Märtin en tête, Sarrazin en vedette

Märtin en tête, Sarrazin en vedette

Märtin en tête, Sarrazin en vedette
Par AFP

Le 30/10/2004 à 12:00Mis à jour

Markko Märtin (Ford) a terminé en leader l'étape 2 du Rallye de Catalogne, samedi. Cette deuxième journée a confirmé le talent de Stéphane Sarrazin (Subaru).

[30/10/04] - L'Estonien Markko Martin (Ford Focus) occupait la tête du rallye de Catalogne, quinzième des seize épreuves du Championnat du monde, samedi soir à Vic à l'issue de la deuxième journée.

Martin devançait le Finlandais Marcus Gronholm (Peugeot 307), l'Espagnol Carlos Sainz (Citroën Xsara) et le Français Stéphane Sarrazin qui, au volant de sa Subaru Impreza client 2003, s'était installé à la 4e place devant le Norvégien Petter Solberg, champion du monde de l'an passé, sur sa Subaru Impreza officielle 2004. Neuvième en Allemagne, sixième en Corse, Sarrazin, qui n'en est qu'à ses débuts en rallye, sa troisième épreuve du Mondial seulement, n'en finit pas d'étonner.

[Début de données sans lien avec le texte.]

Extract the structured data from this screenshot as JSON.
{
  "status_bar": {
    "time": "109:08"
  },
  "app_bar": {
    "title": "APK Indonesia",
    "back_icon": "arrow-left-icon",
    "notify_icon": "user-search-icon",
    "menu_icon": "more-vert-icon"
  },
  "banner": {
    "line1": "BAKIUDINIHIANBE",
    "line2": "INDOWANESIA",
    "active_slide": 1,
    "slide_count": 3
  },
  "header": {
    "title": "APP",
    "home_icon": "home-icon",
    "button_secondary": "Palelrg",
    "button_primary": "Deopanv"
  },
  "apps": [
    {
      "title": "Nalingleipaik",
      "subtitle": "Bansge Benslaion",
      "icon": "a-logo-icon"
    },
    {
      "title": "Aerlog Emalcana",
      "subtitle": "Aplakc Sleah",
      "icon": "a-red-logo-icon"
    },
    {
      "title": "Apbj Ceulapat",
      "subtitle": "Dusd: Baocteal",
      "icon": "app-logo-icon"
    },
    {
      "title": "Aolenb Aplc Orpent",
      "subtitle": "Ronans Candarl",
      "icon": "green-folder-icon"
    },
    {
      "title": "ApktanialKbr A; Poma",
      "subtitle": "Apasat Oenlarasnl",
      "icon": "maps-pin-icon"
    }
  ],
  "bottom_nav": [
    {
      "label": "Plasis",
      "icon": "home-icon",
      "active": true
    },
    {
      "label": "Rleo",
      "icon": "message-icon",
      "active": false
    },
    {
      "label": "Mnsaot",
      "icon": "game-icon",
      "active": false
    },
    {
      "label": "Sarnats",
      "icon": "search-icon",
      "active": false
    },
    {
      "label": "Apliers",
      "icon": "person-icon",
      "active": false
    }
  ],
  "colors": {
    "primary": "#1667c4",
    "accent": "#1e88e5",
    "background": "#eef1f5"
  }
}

Samedi, la progression fulgurante du Français constituait le principal sujet de conversation des patrons d'écurie au parc d'assistance de Vic.

Peut-être autant que l'abandon de Sébastien Loeb (Citroën Xsara), sacré champion du monde quinze jours plus tôt en Corse, qui avait renoncé le matin (ES7), une pierre ayant percé le protège-carter de la Xsara, provoquant une fuite d'huile. "Sans le savoir, la France a peut-être deux Loeb", disait même Corrado Provera, le patron de Peugeot Sport.

Dans la dernière spéciale de la journée, la plus longue (San Julia, 32,9 km), annulée le matin, Solberg avait concédé 20 secondes au jeune Sarrazin qui s'était hissé au niveau des Sainz, Martin et Gronholm.

Samedi soir, à l'arrivée à Vic, le Français était ainsi l'objet de toutes les attentions, une multitude de micros, de caméras, se pressant autour de la Subaru aux couleurs de l'équipe de France FFSA. Tandis que, garé derrière, Solberg faisait grise mine. Le Norvégien et son copilote Phil Mills, semblaient effondrés. Luis Moya, le manageur, jetait un regard vers la voiture du Français et lâchait: "ce qu'il vient de faire est tout simplement magnifique".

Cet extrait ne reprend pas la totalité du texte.